Addressing the status of editorial photography on his blog A Photo Editor in February 2011, Rob Haggart, the former Director of Photography for Men’s Journal and Outside Magazine, presented a mixed picture.
“Editorial photography is alive and kicking, growing even, what’s dead is the idea that editorial anything only lives under the aegis of benevolent newspaper and magazine owners.”
Rather than finding a home on the pages of newspapers like the Baltimore Sun, he argued, photographers are creating their own photographic niches. Cycling clothing manufacturer Rapha, for example, has used documentaries and editorial content to promote its products, creating a commercial space for photojournalists supplied by a firm.
But that’s also a space that enthusiasts can fill — even if they can’t fill it easily. Street photographer Yanidel Delafoge is currently on an 80-week trip around the world during which he’ll be publishing his images on his website and writing about technique, equipment and street photography in general. It’s a commitment that has already won him attention from the Leica Camera blog, among other places. Photographer Bryan Formhals has used his love of street photography to create LPV Magazine, a print and Web publication that relies on editorial images. The magazine is issued three times a year and is published through MagCloud, a print-on-demand magazine service operated by HP.

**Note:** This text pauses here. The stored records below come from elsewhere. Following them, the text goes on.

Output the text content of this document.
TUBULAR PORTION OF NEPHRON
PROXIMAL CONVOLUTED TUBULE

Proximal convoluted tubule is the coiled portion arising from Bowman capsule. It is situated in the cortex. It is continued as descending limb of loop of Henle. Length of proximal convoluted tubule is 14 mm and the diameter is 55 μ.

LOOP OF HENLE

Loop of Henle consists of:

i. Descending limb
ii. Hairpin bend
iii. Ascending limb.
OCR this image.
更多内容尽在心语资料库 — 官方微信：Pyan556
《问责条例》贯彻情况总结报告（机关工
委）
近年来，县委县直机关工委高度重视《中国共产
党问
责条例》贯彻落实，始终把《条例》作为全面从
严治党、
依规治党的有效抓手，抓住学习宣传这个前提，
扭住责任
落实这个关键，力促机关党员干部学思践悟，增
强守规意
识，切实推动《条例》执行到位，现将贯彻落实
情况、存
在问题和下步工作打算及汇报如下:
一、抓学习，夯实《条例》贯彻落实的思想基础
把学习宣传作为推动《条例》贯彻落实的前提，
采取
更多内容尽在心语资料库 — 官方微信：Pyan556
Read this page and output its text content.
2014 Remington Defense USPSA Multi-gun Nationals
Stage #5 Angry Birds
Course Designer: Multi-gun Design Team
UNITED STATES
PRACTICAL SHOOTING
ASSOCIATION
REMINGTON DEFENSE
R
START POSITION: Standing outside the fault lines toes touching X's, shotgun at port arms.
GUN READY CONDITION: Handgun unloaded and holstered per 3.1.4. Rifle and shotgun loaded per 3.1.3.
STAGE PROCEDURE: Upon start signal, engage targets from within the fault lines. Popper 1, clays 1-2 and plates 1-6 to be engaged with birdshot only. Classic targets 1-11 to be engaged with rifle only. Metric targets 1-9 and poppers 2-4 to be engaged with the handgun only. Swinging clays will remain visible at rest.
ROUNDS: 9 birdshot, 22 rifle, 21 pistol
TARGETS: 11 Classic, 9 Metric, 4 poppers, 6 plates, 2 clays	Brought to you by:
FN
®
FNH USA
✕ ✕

Despite its troubles then, and despite the troubles of the traditional media, editorial photography isn’t dead. And despite the interest of stock companies in offering editorial images to publications now short of staff photographers, it’s unlikely that licensing is going to support the kinds of storytelling images that photojournalists love to shoot. While there will always be a market for those images somewhere, the best strategy for editorial photographers might be to look for ways to publish them themselves. Making it pay won’t be easy… but the alternative is always to set up a blog and teach.